Das soll künftig das Ziel der Krankenpflegeausbildung sein. Ein großes Ziel und eine alle Eventualitäten erfassende Beschreibung dessen, was Pflege sein soll. So viel Kompetenz soll sie künftig herstellen, diese Ausbildung, die schon lange (schon immer?) der lahme Gaul im Rennen der Professionen im Gesundheitswesen ist, die keinen Platz im beruflichen Bildungssystem hat, sondern eine Sonderstellung. Mit Lehrern, deren Weiterbildung oft nur als Rehabilitationsmaßnahme finanzierbar war. Mit einer altmodischen Berufsbezeichnung. Mit einer Finanzierung im Rahmen von Krankenhausbudgets und Anrechnung auf Stellenpläne. Mit Lerninhalten, die für Zuarbeit, Einspringen, Delegationsaufgaben und die „Ehda-Funktionen” (heißt: die Pflegenden sind eh da, also können sie am Wochenende auch putzen oder Blut abnehmen oder … und … ) qualifizierten. Und für Pflege, wenn denn nichts Vorrangigeres anlag. Das soll nun alles besser werden! Nur: reicht ein neues Zaumzeug, um einen alten Klepper zum Rennpferd zu machen?

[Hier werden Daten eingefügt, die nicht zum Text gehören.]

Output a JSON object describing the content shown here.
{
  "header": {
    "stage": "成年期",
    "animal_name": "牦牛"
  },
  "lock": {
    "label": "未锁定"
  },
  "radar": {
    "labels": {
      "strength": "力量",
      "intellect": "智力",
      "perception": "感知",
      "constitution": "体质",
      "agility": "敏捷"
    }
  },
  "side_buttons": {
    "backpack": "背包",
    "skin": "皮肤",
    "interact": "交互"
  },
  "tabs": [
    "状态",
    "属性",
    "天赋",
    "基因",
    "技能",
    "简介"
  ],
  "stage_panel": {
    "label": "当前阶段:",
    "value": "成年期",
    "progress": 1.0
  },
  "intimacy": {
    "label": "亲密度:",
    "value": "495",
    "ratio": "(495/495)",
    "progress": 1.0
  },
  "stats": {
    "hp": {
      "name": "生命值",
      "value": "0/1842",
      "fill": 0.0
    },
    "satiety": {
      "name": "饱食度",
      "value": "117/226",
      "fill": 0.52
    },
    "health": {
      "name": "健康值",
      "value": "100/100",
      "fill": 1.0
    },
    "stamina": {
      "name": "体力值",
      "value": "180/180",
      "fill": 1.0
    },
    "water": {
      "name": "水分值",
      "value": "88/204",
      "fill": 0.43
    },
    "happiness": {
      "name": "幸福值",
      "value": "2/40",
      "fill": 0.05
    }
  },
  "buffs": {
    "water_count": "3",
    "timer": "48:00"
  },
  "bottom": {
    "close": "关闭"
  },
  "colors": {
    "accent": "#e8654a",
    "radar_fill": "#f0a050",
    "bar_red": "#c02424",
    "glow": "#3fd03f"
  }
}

Das neue Zaumzeug: eine neue Berufsbezeichnung (kläglich), Hochschulausbildung für die Lehrkräfte (endlich, aber?), die Nennung eigenverantwortlicher Aufgaben der Pflege (aber ohne Tätigkeitsvorbehalt), das Wegfallen des Mindestalters bei Beginn. Der alte Klepper, wie bisher 3 Jahre Zeit, Anbindung der Schulen an Krankenhäuser (und damit Abhängigkeit von deren Budgets), Anrechnung der Schüler/innen auf Stellenpläne (welche Stellenpläne eigentlich?), Lehrerstellen nach Zahl der Ausbildungsplätze und nicht nach Sachgebieten.

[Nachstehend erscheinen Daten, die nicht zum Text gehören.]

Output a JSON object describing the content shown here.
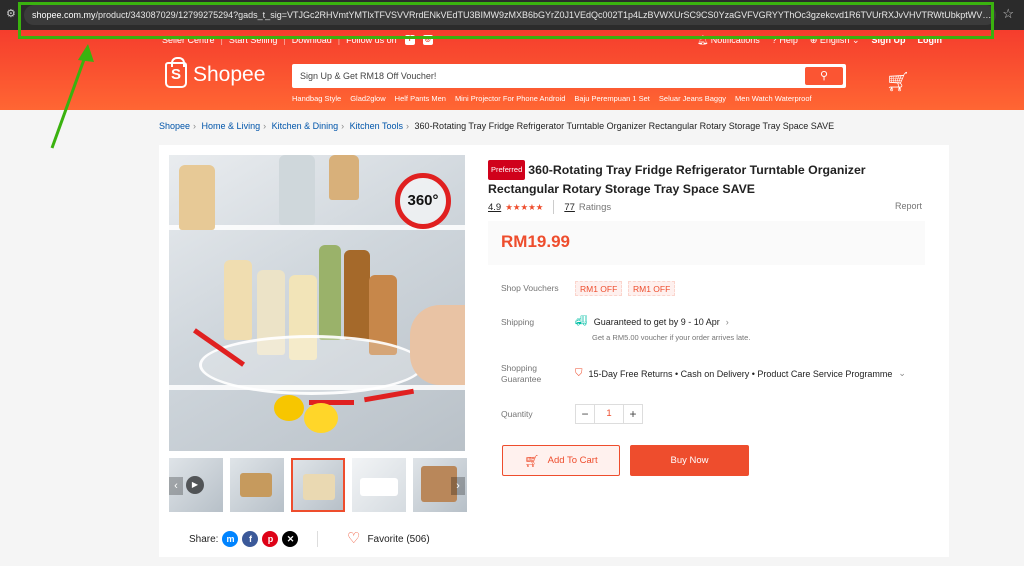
{
  "browser": {
    "url_host": "shopee.com.my",
    "url_path": "/product/343087029/12799275294?gads_t_sig=VTJGc2RHVmtYMTlxTFVSVVRrdENkVEdTU3BIMW9zMXB6bGYrZ0J1VEdQc002T1p4LzBVWXUrSC9CS0YzaGVFVGRYYThOc3gzekcvd1R6TVUrRXJvVHVTRWtUbkptWVFvRWxrN...",
    "icons": [
      "site-settings-icon",
      "star-icon"
    ],
    "highlight_color": "#3ab20f"
  },
  "header": {
    "top_links": [
      "Seller Centre",
      "Start Selling",
      "Download",
      "Follow us on"
    ],
    "right_links": [
      "Notifications",
      "Help",
      "English",
      "Sign Up",
      "Login"
    ],
    "logo_text": "Shopee",
    "search_placeholder": "Sign Up & Get RM18 Off Voucher!",
    "suggestions": [
      "Handbag Style",
      "Glad2glow",
      "Helf Pants Men",
      "Mini Projector For Phone Android",
      "Baju Perempuan 1 Set",
      "Seluar Jeans Baggy",
      "Men Watch Waterproof"
    ],
    "brand_color": "#f53d2d"
  },
  "breadcrumb": {
    "items": [
      "Shopee",
      "Home & Living",
      "Kitchen & Dining",
      "Kitchen Tools"
    ],
    "current": "360-Rotating Tray Fridge Refrigerator Turntable Organizer Rectangular Rotary Storage Tray Space SAVE"
  },
  "product": {
    "badge": "Preferred",
    "title": "360-Rotating Tray Fridge Refrigerator Turntable Organizer Rectangular Rotary Storage Tray Space SAVE",
    "rating": "4.9",
    "stars": "★★★★★",
    "ratings_count": "77",
    "ratings_label": "Ratings",
    "report": "Report",
    "price": "RM19.99",
    "image_badge": "360°",
    "shop_vouchers_label": "Shop Vouchers",
    "vouchers": [
      "RM1 OFF",
      "RM1 OFF"
    ],
    "shipping_label": "Shipping",
    "shipping_text": "Guaranteed to get by 9 - 10 Apr",
    "shipping_sub": "Get a RM5.00 voucher if your order arrives late.",
    "guarantee_label_1": "Shopping",
    "guarantee_label_2": "Guarantee",
    "guarantee_text": "15-Day Free Returns • Cash on Delivery • Product Care Service Programme",
    "quantity_label": "Quantity",
    "quantity": "1",
    "add_to_cart": "Add To Cart",
    "buy_now": "Buy Now",
    "share_label": "Share:",
    "favorite": "Favorite (506)"
  }
}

Der größte Teil des Textes ist unverändert übernommen worden. Kreißte ein Berg und gebar eine Maus? Die Innovation der Pflegeausbildung, die Vorbereitung auf neue und steigende Anforderungen kann sich nicht einfach auf ein erweitertes Ziel beschränken, ohne auch Weg, Mittel und Zeit neu zu kalkulieren.

Die Hochschulausbildung für Schulleitung und Lehrkräfte ist überfällig. Allerdings gibt es Fragen. Die künftigen Lehrkräfte in der Pflege müssen die Hochschulreife erwerben, eine Pflegeausbildung absolvieren (sie könnten sonst kaum die Anforderungen speziell des praktischen Unterrichts erfüllen) und dann ein Hochschulstudium - und sich dieses als „Zweitausbildung” auch leisten können. Nach Abitur und mindestens sieben Jahren Ausbildung müssten sie bereit sein, sich auf die Arbeits- und Einkommensbedingungen an einer herkömmlichen Krankenpflegeschule einzulassen. Das Nachwuchskontingent für die Pflege-Lehrkräfte kann unter diesen Voraussetzungen nicht allzu optimistisch eingeschätzt werden.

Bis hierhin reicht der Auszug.